Likewise, virtual assistants powered by AI help us deliver the right answer on demand at all hours of the day to clients using a range of new communications channels, including instant messaging and bots embedded in social media.
And while video conferencing is already popular, in 10 years I expect we will be leveraging augmented reality and holograms to speak with far-flung clients whenever and wherever they may be, and still enjoy the intimacy of a face-to-face meeting.
AI and machine learning can also help advisers glean actionable insights from written and voice conversations, including the sentiment of clients even if they don’t give voice to their feelings.
By 2030, we should expect that AI will be able to help advisers provide their clients with extreme personalization in everything from how and when they communicate all the way to investments. TD Ameritrade’s Model Market Center is already well positioned to support customized investments by providing an open architecture platform to support ideas from any manager.
For years, we’ve told advisers that technology can make their firms more efficient and give them more time to focus on building deeper, more meaningful relationships. By raising their tech game, advisers can meet the rising demands of a society accustomed to anywhere, anytime convenience.
But at the end of the day, we believe investors will still want to form ongoing relationships with trusted advisers who provide personalized, sophisticated wealth management.
Yes, most of the investment selection and portfolio allocation work advisers have done traditionally is being commoditized by technology, but that frees up more time for the adviser to go deeper: estate planning, tax planning and expert guidance on a whole range of financial decisions — career planning, college and family planning, long term health and care planning — all well outside of the securities markets.
And based on all of the technology advances we are seeing, the adviser of the future needs to be comfortable adopting and incorporating the latest innovations into their practices. We don’t see adviser jobs going away. Just the opposite.

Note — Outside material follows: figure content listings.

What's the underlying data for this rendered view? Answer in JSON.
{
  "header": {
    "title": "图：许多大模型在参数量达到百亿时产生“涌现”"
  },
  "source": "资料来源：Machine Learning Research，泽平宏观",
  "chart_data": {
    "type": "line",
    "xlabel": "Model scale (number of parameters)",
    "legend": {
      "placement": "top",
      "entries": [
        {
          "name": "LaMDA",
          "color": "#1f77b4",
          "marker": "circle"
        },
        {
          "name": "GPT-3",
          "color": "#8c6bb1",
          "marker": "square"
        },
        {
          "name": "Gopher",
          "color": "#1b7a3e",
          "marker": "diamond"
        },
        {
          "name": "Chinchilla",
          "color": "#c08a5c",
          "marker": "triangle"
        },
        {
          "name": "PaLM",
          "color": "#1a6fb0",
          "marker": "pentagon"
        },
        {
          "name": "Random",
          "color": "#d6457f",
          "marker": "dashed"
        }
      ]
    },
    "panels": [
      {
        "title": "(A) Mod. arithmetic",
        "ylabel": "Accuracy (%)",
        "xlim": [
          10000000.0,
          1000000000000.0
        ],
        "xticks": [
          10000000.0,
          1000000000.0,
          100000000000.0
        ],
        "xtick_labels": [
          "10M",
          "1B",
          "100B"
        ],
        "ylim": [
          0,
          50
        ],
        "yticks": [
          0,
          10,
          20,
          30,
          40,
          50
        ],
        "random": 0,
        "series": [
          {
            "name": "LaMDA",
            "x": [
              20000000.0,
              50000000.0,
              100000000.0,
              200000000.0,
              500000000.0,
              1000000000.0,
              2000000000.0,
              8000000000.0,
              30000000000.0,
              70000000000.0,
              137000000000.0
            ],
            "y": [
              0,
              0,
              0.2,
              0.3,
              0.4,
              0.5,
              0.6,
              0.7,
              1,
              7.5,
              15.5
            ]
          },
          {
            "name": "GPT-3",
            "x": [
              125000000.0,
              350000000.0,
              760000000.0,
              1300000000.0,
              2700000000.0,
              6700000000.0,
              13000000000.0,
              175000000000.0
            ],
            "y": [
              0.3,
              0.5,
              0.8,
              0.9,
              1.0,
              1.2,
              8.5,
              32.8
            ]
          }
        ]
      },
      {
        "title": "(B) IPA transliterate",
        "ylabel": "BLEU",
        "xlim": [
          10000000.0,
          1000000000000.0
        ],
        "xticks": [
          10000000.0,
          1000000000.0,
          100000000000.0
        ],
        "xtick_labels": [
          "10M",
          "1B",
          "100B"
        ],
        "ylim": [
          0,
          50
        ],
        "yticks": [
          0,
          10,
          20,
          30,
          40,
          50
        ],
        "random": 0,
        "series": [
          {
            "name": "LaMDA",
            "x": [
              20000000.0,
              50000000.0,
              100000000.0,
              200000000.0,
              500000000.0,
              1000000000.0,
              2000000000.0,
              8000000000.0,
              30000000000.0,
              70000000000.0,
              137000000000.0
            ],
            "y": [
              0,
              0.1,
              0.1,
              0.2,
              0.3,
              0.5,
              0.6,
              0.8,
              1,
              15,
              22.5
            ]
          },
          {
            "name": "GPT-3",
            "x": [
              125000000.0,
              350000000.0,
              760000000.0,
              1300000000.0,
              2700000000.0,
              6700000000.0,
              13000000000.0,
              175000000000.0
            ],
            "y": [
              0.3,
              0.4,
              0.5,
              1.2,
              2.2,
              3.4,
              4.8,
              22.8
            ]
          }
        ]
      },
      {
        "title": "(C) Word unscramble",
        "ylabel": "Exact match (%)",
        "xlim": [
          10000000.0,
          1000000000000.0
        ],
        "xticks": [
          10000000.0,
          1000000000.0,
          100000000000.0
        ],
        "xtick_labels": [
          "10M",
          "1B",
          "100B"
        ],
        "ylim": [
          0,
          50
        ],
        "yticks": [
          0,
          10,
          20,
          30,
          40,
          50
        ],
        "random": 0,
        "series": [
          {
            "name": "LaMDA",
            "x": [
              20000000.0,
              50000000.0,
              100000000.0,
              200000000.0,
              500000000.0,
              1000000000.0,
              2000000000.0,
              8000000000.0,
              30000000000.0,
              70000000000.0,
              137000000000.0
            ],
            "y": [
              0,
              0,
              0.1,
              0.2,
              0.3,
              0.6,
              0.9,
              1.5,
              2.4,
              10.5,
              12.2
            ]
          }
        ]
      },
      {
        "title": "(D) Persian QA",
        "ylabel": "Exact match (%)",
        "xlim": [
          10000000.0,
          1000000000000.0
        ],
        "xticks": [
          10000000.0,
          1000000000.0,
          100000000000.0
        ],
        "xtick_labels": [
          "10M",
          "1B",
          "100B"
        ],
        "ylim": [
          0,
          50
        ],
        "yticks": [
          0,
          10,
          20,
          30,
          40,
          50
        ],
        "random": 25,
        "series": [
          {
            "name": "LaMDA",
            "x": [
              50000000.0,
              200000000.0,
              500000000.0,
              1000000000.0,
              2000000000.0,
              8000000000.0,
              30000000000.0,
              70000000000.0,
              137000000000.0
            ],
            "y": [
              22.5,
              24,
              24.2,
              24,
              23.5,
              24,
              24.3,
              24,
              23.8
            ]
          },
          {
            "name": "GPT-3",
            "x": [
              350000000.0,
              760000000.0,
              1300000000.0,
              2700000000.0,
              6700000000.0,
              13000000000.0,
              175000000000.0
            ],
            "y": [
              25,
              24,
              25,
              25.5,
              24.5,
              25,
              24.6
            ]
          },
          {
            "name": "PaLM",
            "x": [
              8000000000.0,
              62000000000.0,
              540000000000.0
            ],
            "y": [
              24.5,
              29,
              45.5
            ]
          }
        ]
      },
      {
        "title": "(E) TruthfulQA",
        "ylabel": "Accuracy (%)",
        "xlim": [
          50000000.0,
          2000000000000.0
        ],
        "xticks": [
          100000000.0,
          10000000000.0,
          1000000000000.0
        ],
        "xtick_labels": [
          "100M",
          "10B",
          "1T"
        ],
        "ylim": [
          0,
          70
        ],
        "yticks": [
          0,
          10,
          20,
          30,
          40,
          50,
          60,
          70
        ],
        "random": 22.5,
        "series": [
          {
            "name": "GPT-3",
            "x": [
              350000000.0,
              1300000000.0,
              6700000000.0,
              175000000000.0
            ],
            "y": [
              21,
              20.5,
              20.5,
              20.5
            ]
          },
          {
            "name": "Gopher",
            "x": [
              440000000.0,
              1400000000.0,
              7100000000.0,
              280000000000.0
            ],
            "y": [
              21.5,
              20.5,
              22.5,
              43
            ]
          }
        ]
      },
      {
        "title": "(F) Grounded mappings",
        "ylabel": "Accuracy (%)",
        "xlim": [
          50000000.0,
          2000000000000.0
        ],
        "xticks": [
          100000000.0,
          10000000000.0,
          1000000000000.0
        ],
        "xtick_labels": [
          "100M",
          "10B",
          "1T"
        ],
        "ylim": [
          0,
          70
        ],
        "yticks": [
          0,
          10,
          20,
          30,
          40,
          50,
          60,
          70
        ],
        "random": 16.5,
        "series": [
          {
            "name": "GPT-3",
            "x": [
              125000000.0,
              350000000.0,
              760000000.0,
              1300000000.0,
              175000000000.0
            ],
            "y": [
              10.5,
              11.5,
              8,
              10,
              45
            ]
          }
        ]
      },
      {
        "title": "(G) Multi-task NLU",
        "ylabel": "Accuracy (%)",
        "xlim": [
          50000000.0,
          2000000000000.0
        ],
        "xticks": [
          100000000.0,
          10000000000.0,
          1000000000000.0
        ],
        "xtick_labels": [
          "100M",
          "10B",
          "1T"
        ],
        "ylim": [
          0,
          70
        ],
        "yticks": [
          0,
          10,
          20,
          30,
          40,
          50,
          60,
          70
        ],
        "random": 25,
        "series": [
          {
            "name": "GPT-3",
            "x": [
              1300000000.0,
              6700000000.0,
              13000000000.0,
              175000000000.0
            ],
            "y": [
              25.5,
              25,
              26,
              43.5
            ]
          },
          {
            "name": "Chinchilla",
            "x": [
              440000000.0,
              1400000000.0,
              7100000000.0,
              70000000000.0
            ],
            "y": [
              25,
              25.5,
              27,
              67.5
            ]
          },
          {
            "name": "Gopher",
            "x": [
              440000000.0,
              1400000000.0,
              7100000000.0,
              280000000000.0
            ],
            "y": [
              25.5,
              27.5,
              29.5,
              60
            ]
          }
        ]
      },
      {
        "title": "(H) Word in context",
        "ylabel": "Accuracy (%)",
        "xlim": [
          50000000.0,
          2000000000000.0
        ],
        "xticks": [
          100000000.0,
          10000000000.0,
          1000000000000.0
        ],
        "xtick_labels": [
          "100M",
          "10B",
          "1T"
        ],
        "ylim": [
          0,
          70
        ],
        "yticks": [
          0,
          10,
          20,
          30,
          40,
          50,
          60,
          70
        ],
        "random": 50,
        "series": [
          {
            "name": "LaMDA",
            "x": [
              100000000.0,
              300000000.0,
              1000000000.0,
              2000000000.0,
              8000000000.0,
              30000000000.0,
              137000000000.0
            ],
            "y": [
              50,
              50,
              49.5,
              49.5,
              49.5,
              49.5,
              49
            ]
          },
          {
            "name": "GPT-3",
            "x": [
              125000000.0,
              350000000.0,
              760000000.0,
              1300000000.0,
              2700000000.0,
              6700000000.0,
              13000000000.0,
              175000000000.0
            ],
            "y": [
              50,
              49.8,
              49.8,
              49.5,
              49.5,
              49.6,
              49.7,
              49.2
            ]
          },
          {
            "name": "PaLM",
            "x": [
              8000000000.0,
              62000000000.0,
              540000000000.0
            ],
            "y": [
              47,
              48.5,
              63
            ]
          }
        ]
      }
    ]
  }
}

Demand is rising and so there is an opportunity — and an urgent need — for our industry to work together and attract a new generation talent by raising the profile of financial planning on campuses and encouraging RIAs to seek out young professionals to help sustain the industry’s great success over the past few decades.
Yes, clearly. The RIA segment over the past two years has been in the midst of a historic wave of consolidation, as a number of private equity investors and larger firms set their sights on building nationwide RIA companies.
According to FA Insight research, 2018 was a record year for adviser-led deals, and based on what you see in the papers each week, we are on pace for a new high in deals this year. Consolidation is sweeping every corner of the business, from independent broker dealers and banks to, as everyone know by now, online brokers and custodians.
Adviser fees are not going to fall further, but they will evolve far beyond “wealth management” fees. Our FA Insight research shows that adviser pricing has been holding steady, even in the face of fintech start-ups offering to manage investments for pennies — or for free.
The challenge has been that independent advisers have been offering more and more services for the same fee. We encourage advisers to take a closer look at their pricing to make sure they are getting duly compensated for all the expertise and guidance they provide, not to mention the comfort of a trusted, fiduciary relationship.
Different pricing approaches, like a minimum fee, can help protect firm revenues in a down market, while subscription pricing can help RIAs profitably serve a broader demographic of clients who are still building wealth.